THANOS - SQUIDGAMES

    THANOS - SQUIDGAMES

    ⠀𓈒⠀⠀⠀⁺ that call.

    THANOS - SQUIDGAMES
    c.ai

    Thanos sat on the edge of the bridge, beat up shoes planted on the slick concrete, the city lights below flickering like dying stars drowning in the river’s slow current. His breath left his lungs in pale ghosts, drifting up and vanishing into the haze above the highway. He had nothing left—crypto gone overnight in a flash of numbers and broken promises, the studio gear pawned piece by piece to keep the lights on a few days longer. Myung-gi’s silver tongue had done its work. smooth and sweet until the rot showed through, until Thanos was left with empty pockets and a head full of static.

    The wind knifed through his jacket, thin fabric doing nothing to stop the cold from settling deep in his bones. But the thought of jumping—of letting the river swallow him, drag him down past the city’s neon heartbeat—felt warmer than the cement under him now. He thumbed the half-burnt cigarette, orange ember glowing like a pulse between his fingers, before flicking it out into the black water below. He watched the ember wink out. Easy, how quick things could vanish.

    His phone vibrated against his thigh. He ignored it, staring at the ripples where the cigarette had disappeared. It buzzed again, more insistent this time, drilling through the cold numbness that had crept up his spine. Annoyed, he dug it out of his pocket with trembling hands, ready to toss it after the cigarette. But when the screen lit up, he froze. Your name. Bright and stupid and unbearably kind. He almost laughed—hoarse and dry—at the sight of it. You. Of all people.

    You, with your stubborn warmth and your cheap takeout dinners — You, who still said his name like it meant something good, like it hadn’t been dragged through late-night arguments and broken promises. He didn’t deserve you. He knew that. He didn’t deserve the way you’d answer his late calls, the way you’d still check if he’d eaten, if he’d slept. He deserved the dark river more than your voice on the line, gentle and worried.

    He hesitated. The phone buzzed again, and this time he let it connect.

    Your voice cracked through the cheap speaker, soft but sharp enough to slice through the haze around him. “Choi?” You sounded small. Smaller than you ever let yourself be around him. “Come over. I was gonna watch that dumb movie you like. I’ll order chicken. You can crash here if you want.”

    The words tumbled out, a little too fast, like you’d rehearsed them a dozen times before calling. He didn’t answer. His tongue felt heavy, mouth dry with the taste of stale smoke and unsaid apologies. He could hear you breathing on the other end—one of those quiet inhales, the kind you did when you were trying not to beg. He hated that you still did that. Hated that he wanted you to stop — that he wanted to hang up so he could hate you for trying. But he couldn’t. He could never.

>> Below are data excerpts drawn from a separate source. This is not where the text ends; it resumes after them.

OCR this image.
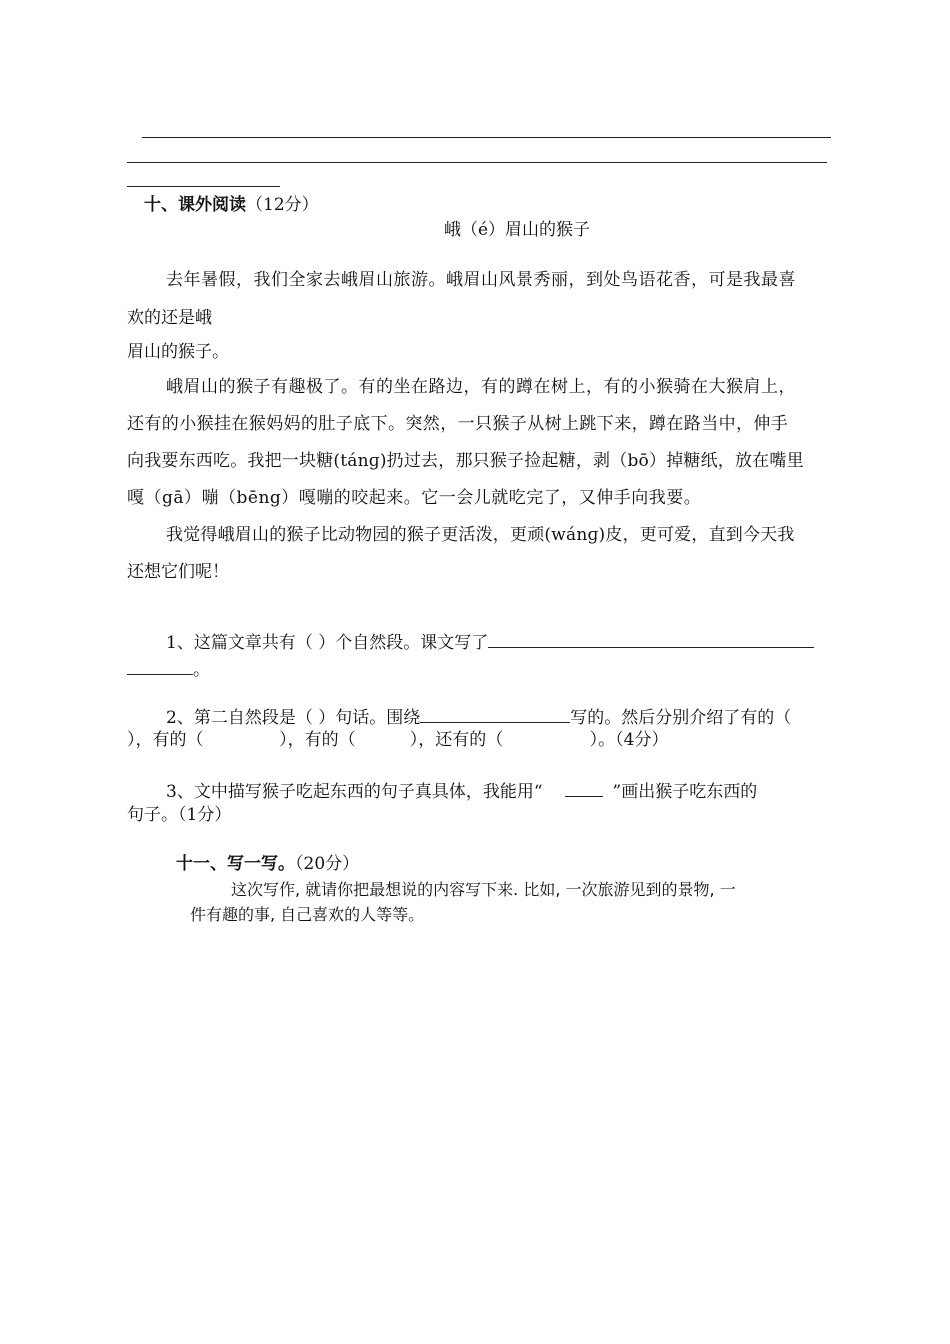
十、课外阅读（12分）
峨（é）眉山的猴子
去年暑假，我们全家去峨眉山旅游。峨眉山风景秀丽，到处鸟语花香，可是我最喜
欢的还是峨
眉山的猴子。
峨眉山的猴子有趣极了。有的坐在路边，有的蹲在树上，有的小猴骑在大猴肩上，
还有的小猴挂在猴妈妈的肚子底下。突然，一只猴子从树上跳下来，蹲在路当中，伸手
向我要东西吃。我把一块糖(tánɡ)扔过去，那只猴子捡起糖，剥（bō）掉糖纸，放在嘴里
嘎（gā）嘣（bēng）嘎嘣的咬起来。它一会儿就吃完了，又伸手向我要。
我觉得峨眉山的猴子比动物园的猴子更活泼，更顽(wánɡ)皮，更可爱，直到今天我
还想它们呢！
1、这篇文章共有（ ）个自然段。课文写了
。
2、第二自然段是（ ）句话。围绕	写的。然后分别介绍了有的（
），有的（              ），有的（          ），还有的（                ）。（4分）
3、文中描写猴子吃起东西的句子真具体，我能用“	”画出猴子吃东西的
句子。（1分）
十一、写一写。（20分）
这次写作, 就请你把最想说的内容写下来. 比如, 一次旅游见到的景物, 一
件有趣的事, 自己喜欢的人等等。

    “You there?” you asked, softer now. Afraid you’d pushed too far. Maybe you had. Maybe he wanted you to. Maybe he wanted you to hate him enough to let him fall. But you didn’t. You never did. Something in his chest cracked under the weight of it.

    “Yeah,” he croaked, voice rough with cigarettes and the ghosts of arguments he couldn’t remember starting. “Yeah, alright. I’ll come over. Don’t wait up.”

    He stood, knees popping, legs shaking like they did before a show—back when there were shows, and lights, and people who still believed in him. He stuffed the phone in his pocket, your name glowing like a promise he didn’t deserve to keep. He wiped his nose on the back of his hand, smearing away the cold tears he wouldn’t admit were there. And then he stepped back from the edge, boots scraping against the wet concrete. The river kept flowing beneath the bridge, uncaring, endless, hungry. He turned his back to it and walked into the night, toward you, toward the only warmth he still had left in a city that had taken everything else.